The following two formulas can be considered for insulating concrete 5
Formula 1
Expanded clay granulate
(particle size 4 i 12 mm) --- 450 liters
Crushed granulate of expanded clay
(particle size <4 mm) --- 520 liters
Coal ash ---------- 240 kg
Cement CPJ 45 --------------- 150 kg
Water ------------------------- 120 liters
Formula 2
Expanded glass granulate (Expanver) ----- 1 m3
Plasticizing Adjuvant and Air Trainer - 2.7 kg
Incineration slag ------------------ 0,5 m3
Cement CPJ 45 --------------------------- 150 kg
Water --------------------- 120 liters
The two pipes 3 can either be arranged in the same horizontal plane, as shown, or be superimposed in the same vertical or oblique plane.
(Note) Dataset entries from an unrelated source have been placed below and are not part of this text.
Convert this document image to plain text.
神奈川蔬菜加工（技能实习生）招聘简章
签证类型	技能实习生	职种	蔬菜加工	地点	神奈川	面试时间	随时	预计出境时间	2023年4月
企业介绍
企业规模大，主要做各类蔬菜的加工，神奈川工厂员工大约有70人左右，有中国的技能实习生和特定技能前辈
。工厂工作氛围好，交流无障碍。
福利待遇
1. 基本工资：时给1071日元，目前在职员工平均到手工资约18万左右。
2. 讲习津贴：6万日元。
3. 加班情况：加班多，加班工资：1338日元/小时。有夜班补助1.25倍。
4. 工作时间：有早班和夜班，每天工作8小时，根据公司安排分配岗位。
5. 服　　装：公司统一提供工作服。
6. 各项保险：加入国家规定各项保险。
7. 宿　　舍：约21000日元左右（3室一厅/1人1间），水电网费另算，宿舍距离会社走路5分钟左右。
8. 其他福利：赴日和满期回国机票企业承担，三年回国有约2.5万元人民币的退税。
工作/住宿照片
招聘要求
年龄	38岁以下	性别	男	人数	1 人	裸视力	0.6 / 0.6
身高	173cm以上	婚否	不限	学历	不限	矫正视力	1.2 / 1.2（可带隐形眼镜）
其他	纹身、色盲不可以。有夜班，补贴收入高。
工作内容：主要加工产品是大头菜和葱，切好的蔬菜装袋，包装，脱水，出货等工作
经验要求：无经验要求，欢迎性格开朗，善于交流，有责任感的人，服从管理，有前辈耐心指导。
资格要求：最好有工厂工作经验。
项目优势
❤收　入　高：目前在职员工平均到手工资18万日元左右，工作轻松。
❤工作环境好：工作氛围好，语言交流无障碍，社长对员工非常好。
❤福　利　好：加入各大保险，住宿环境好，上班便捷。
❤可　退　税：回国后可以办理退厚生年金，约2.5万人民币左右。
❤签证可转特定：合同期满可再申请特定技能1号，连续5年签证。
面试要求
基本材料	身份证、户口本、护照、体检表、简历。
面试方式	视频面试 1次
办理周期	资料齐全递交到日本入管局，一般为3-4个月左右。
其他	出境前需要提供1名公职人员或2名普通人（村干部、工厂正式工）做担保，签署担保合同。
The insulating shims 4 may have the simple shape of bricks, as shown in the figure, or the shape of blocks of less complex section, for example U-shaped blocks receiving their branches the pair of pipes 3.

Claims (10)

 1.- pipe for transporting heat transfer fluid, comprising at least one pipe embedded in a mass of coating material, characterized in that the coating material is a thermal insulating concrete cast directly around the outer surface of the pipe or pipes that conduct.  2.- pipe according to claim 1, characterized in that the insulating concrete continent a granulate of expanded material.  3. - Conduit according to revend # cation 2, characterized in that the granulate is formd-expanded clay granules.  4.- pipe according to claim 2, characterized in that the granulate is formed of expanded glass granules.  5. - Conduit according toonequelaonque of claims 1 to 4, characterized in that the constituent material of the pipe or pipes it comprises is a plastic material, such as polyvinyl chloride or an epoxy resin.  6. A method of producing a pipe according to any one of claims 1 to 5, characterized in that it consists of placing the pipe -o: the group of pipes inside. a trench or longitudinal shuttering on thermally insulating shims, and casting the insulating concrete embedding so as to drown the pipe or group of pipes.  7. A process according to claim 6, characterized in that during the casting of the concrete is brought each pipe to take by expansion a diameter slightly less than that which it will present when it will be traversed by a heat transfer fluid to high temperature.  8. A process according to claim 7, characterized in that the expansion is obtained at least partially by heating each pipe.  9. A process according to claim 7 or 8, characterized in that the expansion is achieved at least partially by pressurizing the interior of each pipe.  10. - A method according to any one of revendieations 6 to 9, characterized in that surrounds each pipe: a coudhe compressible material.